The UKs capital has moved up six places to 2nd position in the Schroders Global Cities 30 index, narrowly missing out on first place to Los Angeles.
The index ranks countries based on a number of economic indicators, including the projected growth of the economy, disposable incomes over the next decade, and the size of the population.
Paris was the only other European city to feature in the list, falling from 12th to 16th place, while the US continues to dominate with 17 of the 30 cities in the index.
"We maintain that London has a competitive advantage in location, language, scale, infrastructure and cultural diversity," Schroders global property securities co-head, Hugo Machin, said.
"If we add the global strength of its universities, London remains a favoured place to invest."
The top 10 cities in the index are shown below:
One of the main reasons for whether a city moved up or down in the index this year was the factoring in of university ranks when compiling the list.
This was reflected in many university cities on the West Coast of the US making the index, and some Chinese mega cities making significant falls, despite previously dominating the list.
Beijing slipped from first place to 11th, shanghai fell from second to 10th, and Shenzhen dropped from third to 24th, while Los Angeles jumped from sixth place to first, Boston jumped from 24th to third, and Chicago from 10th to fourth.

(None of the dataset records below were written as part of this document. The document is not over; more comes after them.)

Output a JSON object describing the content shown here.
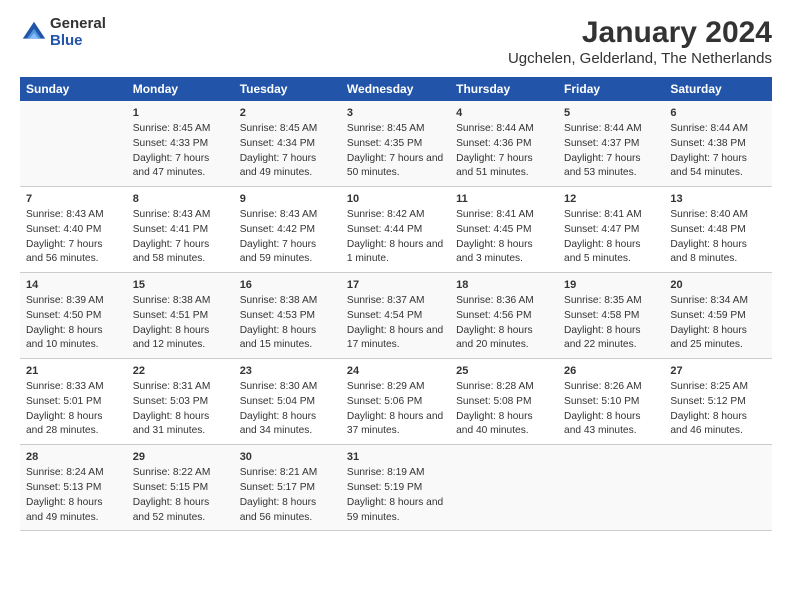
{
  "logo": {
    "general": "General",
    "blue": "Blue"
  },
  "header": {
    "title": "January 2024",
    "subtitle": "Ugchelen, Gelderland, The Netherlands"
  },
  "days": [
    "Sunday",
    "Monday",
    "Tuesday",
    "Wednesday",
    "Thursday",
    "Friday",
    "Saturday"
  ],
  "weeks": [
    {
      "cells": [
        {
          "date": "",
          "sunrise": "",
          "sunset": "",
          "daylight": ""
        },
        {
          "date": "1",
          "sunrise": "Sunrise: 8:45 AM",
          "sunset": "Sunset: 4:33 PM",
          "daylight": "Daylight: 7 hours and 47 minutes."
        },
        {
          "date": "2",
          "sunrise": "Sunrise: 8:45 AM",
          "sunset": "Sunset: 4:34 PM",
          "daylight": "Daylight: 7 hours and 49 minutes."
        },
        {
          "date": "3",
          "sunrise": "Sunrise: 8:45 AM",
          "sunset": "Sunset: 4:35 PM",
          "daylight": "Daylight: 7 hours and 50 minutes."
        },
        {
          "date": "4",
          "sunrise": "Sunrise: 8:44 AM",
          "sunset": "Sunset: 4:36 PM",
          "daylight": "Daylight: 7 hours and 51 minutes."
        },
        {
          "date": "5",
          "sunrise": "Sunrise: 8:44 AM",
          "sunset": "Sunset: 4:37 PM",
          "daylight": "Daylight: 7 hours and 53 minutes."
        },
        {
          "date": "6",
          "sunrise": "Sunrise: 8:44 AM",
          "sunset": "Sunset: 4:38 PM",
          "daylight": "Daylight: 7 hours and 54 minutes."
        }
      ]
    },
    {
      "cells": [
        {
          "date": "7",
          "sunrise": "Sunrise: 8:43 AM",
          "sunset": "Sunset: 4:40 PM",
          "daylight": "Daylight: 7 hours and 56 minutes."
        },
        {
          "date": "8",
          "sunrise": "Sunrise: 8:43 AM",
          "sunset": "Sunset: 4:41 PM",
          "daylight": "Daylight: 7 hours and 58 minutes."
        },
        {
          "date": "9",
          "sunrise": "Sunrise: 8:43 AM",
          "sunset": "Sunset: 4:42 PM",
          "daylight": "Daylight: 7 hours and 59 minutes."
        },
        {
          "date": "10",
          "sunrise": "Sunrise: 8:42 AM",
          "sunset": "Sunset: 4:44 PM",
          "daylight": "Daylight: 8 hours and 1 minute."
        },
        {
          "date": "11",
          "sunrise": "Sunrise: 8:41 AM",
          "sunset": "Sunset: 4:45 PM",
          "daylight": "Daylight: 8 hours and 3 minutes."
        },
        {
          "date": "12",
          "sunrise": "Sunrise: 8:41 AM",
          "sunset": "Sunset: 4:47 PM",
          "daylight": "Daylight: 8 hours and 5 minutes."
        },
        {
          "date": "13",
          "sunrise": "Sunrise: 8:40 AM",
          "sunset": "Sunset: 4:48 PM",
          "daylight": "Daylight: 8 hours and 8 minutes."
        }
      ]
    },
    {
      "cells": [
        {
          "date": "14",
          "sunrise": "Sunrise: 8:39 AM",
          "sunset": "Sunset: 4:50 PM",
          "daylight": "Daylight: 8 hours and 10 minutes."
        },
        {
          "date": "15",
          "sunrise": "Sunrise: 8:38 AM",
          "sunset": "Sunset: 4:51 PM",
          "daylight": "Daylight: 8 hours and 12 minutes."
        },
        {
          "date": "16",
          "sunrise": "Sunrise: 8:38 AM",
          "sunset": "Sunset: 4:53 PM",
          "daylight": "Daylight: 8 hours and 15 minutes."
        },
        {
          "date": "17",
          "sunrise": "Sunrise: 8:37 AM",
          "sunset": "Sunset: 4:54 PM",
          "daylight": "Daylight: 8 hours and 17 minutes."
        },
        {
          "date": "18",
          "sunrise": "Sunrise: 8:36 AM",
          "sunset": "Sunset: 4:56 PM",
          "daylight": "Daylight: 8 hours and 20 minutes."
        },
        {
          "date": "19",
          "sunrise": "Sunrise: 8:35 AM",
          "sunset": "Sunset: 4:58 PM",
          "daylight": "Daylight: 8 hours and 22 minutes."
        },
        {
          "date": "20",
          "sunrise": "Sunrise: 8:34 AM",
          "sunset": "Sunset: 4:59 PM",
          "daylight": "Daylight: 8 hours and 25 minutes."
        }
      ]
    },
    {
      "cells": [
        {
          "date": "21",
          "sunrise": "Sunrise: 8:33 AM",
          "sunset": "Sunset: 5:01 PM",
          "daylight": "Daylight: 8 hours and 28 minutes."
        },
        {
          "date": "22",
          "sunrise": "Sunrise: 8:31 AM",
          "sunset": "Sunset: 5:03 PM",
          "daylight": "Daylight: 8 hours and 31 minutes."
        },
        {
          "date": "23",
          "sunrise": "Sunrise: 8:30 AM",
          "sunset": "Sunset: 5:04 PM",
          "daylight": "Daylight: 8 hours and 34 minutes."
        },
        {
          "date": "24",
          "sunrise": "Sunrise: 8:29 AM",
          "sunset": "Sunset: 5:06 PM",
          "daylight": "Daylight: 8 hours and 37 minutes."
        },
        {
          "date": "25",
          "sunrise": "Sunrise: 8:28 AM",
          "sunset": "Sunset: 5:08 PM",
          "daylight": "Daylight: 8 hours and 40 minutes."
        },
        {
          "date": "26",
          "sunrise": "Sunrise: 8:26 AM",
          "sunset": "Sunset: 5:10 PM",
          "daylight": "Daylight: 8 hours and 43 minutes."
        },
        {
          "date": "27",
          "sunrise": "Sunrise: 8:25 AM",
          "sunset": "Sunset: 5:12 PM",
          "daylight": "Daylight: 8 hours and 46 minutes."
        }
      ]
    },
    {
      "cells": [
        {
          "date": "28",
          "sunrise": "Sunrise: 8:24 AM",
          "sunset": "Sunset: 5:13 PM",
          "daylight": "Daylight: 8 hours and 49 minutes."
        },
        {
          "date": "29",
          "sunrise": "Sunrise: 8:22 AM",
          "sunset": "Sunset: 5:15 PM",
          "daylight": "Daylight: 8 hours and 52 minutes."
        },
        {
          "date": "30",
          "sunrise": "Sunrise: 8:21 AM",
          "sunset": "Sunset: 5:17 PM",
          "daylight": "Daylight: 8 hours and 56 minutes."
        },
        {
          "date": "31",
          "sunrise": "Sunrise: 8:19 AM",
          "sunset": "Sunset: 5:19 PM",
          "daylight": "Daylight: 8 hours and 59 minutes."
        },
        {
          "date": "",
          "sunrise": "",
          "sunset": "",
          "daylight": ""
        },
        {
          "date": "",
          "sunrise": "",
          "sunset": "",
          "daylight": ""
        },
        {
          "date": "",
          "sunrise": "",
          "sunset": "",
          "daylight": ""
        }
      ]
    }
  ]
}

"Universities are critical in powering city economies. Innovation and education provide a better trained, more productive workforce," Machin continued.
"It is no surprise that the cities that have benefitted from the inclusion of the university rank are on the West Coast of the US. Knowledge based hubs are growing in economic strength.
"Chinese cities still rank extremely well with Shanghai and Beijing. Shenzhen, despite emerging as a knowledge base economy, does not have the tertiary education that ranks as highly as the two more established Chinese cities."